Hasil survey pada tahun 2020 yaitu Corruption
Perception Index memberi peringkat 180 negara. Indeks ini menunjukkan
urutan-urutan negara sesuai dengan persepsi urutan-urutan tingkat korupsi yang
dilakukan pegawai negeri dan kaum politisi. Survei ini mencerminkan persepsi
dan pandangan pengusaha dan analis di seluruh dunia. Korupsi yang dimaksud
dalam survei ini yaitu penyalahgunaan jabatan oleh pegawai dan kaum politisi
untuk kepentingan pribadi. Survei ini tidak membedakan korupsi yang bersifat
administratif atau politis, atau antara korupsi besar atau kecil. pada tahun
2020,Indonesia menduduki skor 37 dengan ranking 102 dari 180 negara, menurun
tiga point dari tahun sebelumnya. Melihat dari penurunan skor pada indeks CPI
Indonesia gerdapat 5 indikator yang merosot dalam penghitungan indeks antara
lain Varieties of Democracy Project (dari peringkat 28 menjadi 26), tiga
indikator yang stagnan antara lain World Economic Forum EOS (masih di peringkat
46), dan satu indikator naik, yaitu World Justice Project – Rule of Law Index
(dari peringkat 21 menjadi 23).
·
GCB - Global
Corruption Barometer
Global Corruption
Barometer (GCB) merupakan survei mengenai opini publik terkait korupsi dan
praktik suap berdasarkan persepsi dan pengalaman masyarakat di masing-masing
negara, salah satunya adalah Indonesia. Survei yang sebelumnya juga dilakukan
pada tahun 2017 dan 2013 ini menilai berbagai praktik korupsi dan suap seperti
koneksi personal, institusi yang paling korup, tingkat korupsi dalam kurun
waktu 12 bulan terakhir, kinerja pemerintah dalam memberantas korupsi, dan
peran masyarakat dalam membuat perubahan untuk memberantas korupsi.

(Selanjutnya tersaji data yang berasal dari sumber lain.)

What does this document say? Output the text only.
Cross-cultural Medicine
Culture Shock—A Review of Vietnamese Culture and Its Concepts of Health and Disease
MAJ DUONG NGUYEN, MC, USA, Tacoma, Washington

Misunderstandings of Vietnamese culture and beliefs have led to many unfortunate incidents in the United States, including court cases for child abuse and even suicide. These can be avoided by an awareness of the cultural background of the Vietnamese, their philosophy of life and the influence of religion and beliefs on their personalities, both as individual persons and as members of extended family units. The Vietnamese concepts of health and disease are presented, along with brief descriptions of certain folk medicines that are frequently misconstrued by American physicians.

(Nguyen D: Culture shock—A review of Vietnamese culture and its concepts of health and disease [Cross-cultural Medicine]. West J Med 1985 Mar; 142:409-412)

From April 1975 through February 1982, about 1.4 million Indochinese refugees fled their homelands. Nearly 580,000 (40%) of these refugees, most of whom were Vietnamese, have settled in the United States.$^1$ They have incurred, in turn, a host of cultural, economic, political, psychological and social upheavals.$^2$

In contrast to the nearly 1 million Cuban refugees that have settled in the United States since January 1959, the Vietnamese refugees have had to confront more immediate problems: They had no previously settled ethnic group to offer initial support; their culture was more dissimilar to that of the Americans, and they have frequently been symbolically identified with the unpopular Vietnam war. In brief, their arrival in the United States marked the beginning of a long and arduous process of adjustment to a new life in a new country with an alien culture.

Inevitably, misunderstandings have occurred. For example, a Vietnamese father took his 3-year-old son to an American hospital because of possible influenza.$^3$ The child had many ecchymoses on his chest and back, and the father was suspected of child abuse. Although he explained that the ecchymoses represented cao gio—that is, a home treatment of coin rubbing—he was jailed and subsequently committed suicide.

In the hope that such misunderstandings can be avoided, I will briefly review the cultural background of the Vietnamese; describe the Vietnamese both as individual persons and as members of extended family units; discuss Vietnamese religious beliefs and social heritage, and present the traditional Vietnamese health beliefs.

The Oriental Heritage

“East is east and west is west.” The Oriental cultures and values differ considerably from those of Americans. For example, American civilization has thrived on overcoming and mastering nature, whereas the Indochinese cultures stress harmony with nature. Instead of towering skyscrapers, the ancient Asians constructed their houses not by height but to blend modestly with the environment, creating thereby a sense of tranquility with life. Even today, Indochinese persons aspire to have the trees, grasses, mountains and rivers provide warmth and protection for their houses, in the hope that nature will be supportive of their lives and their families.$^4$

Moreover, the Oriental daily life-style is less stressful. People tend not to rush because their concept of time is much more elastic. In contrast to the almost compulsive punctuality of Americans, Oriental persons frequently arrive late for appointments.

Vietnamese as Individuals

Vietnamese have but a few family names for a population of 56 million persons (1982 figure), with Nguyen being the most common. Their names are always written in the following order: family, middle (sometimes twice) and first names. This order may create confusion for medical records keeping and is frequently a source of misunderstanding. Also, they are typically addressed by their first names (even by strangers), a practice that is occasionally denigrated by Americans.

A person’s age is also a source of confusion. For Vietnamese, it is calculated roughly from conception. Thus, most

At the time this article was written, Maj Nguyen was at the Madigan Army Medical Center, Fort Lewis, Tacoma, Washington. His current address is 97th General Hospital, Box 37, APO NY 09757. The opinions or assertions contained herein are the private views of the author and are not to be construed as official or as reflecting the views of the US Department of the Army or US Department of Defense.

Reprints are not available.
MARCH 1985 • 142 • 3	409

Survei GCB Indonesia dilakukan pada periode 15 Juni sampai 24 Juli 2020 yang dilakukan via telepon melalui metode Random Digital Dialing (RDD) dengan menggunakan kontrol kuota sebagai pendekatan sampelnya mengingat kondisi pandemi Covid-19. Survei di Indonesia melibatkan 1000 responden dengan usia di atas 18 tahun yang turut melibatkan latar belakang pendidikan, gender, dan lokasi. Komposisi responden di Indonesia terdiri dari 50,3% perempuan dan 49,7% laki-laki serta persentase kelompok usia terbanyak 38,2% dalam rentang usia 26-35 tahun. Berikut 10 temuan utama GCB indonesia pada tahun 2020
1. Kinerja
Pemerintah dalam melakukan pemberantasan korupsi dianggap stagnan
Lebih dari 90% responden merasa korupsi di tubuh
Pemerintah merupakan masalah
besar, jauh diatas rerata Asia (74%).
2. Hanya
51% publik yang disurvei menilai kinerja KPK cukup baik dalam satu tahun
terakhir.
Sejalan dengan tren menurunnya tingkat kepercayaan publik
.Meski begitu, KPK memiliki modal sosial besar karena lebih dari 90% responden
tahu mengenai KPK. Kehadiran Anti-Corruption Agencies (ACA) di Asia dianggap
krusial dalam menopang agenda pemberantasan korupsi, dimana tingkat penerimaan
di Asia mencapai persentase 63%
3. DPR
dipersepsikan sebagai lembaga terkorup di Indonesia.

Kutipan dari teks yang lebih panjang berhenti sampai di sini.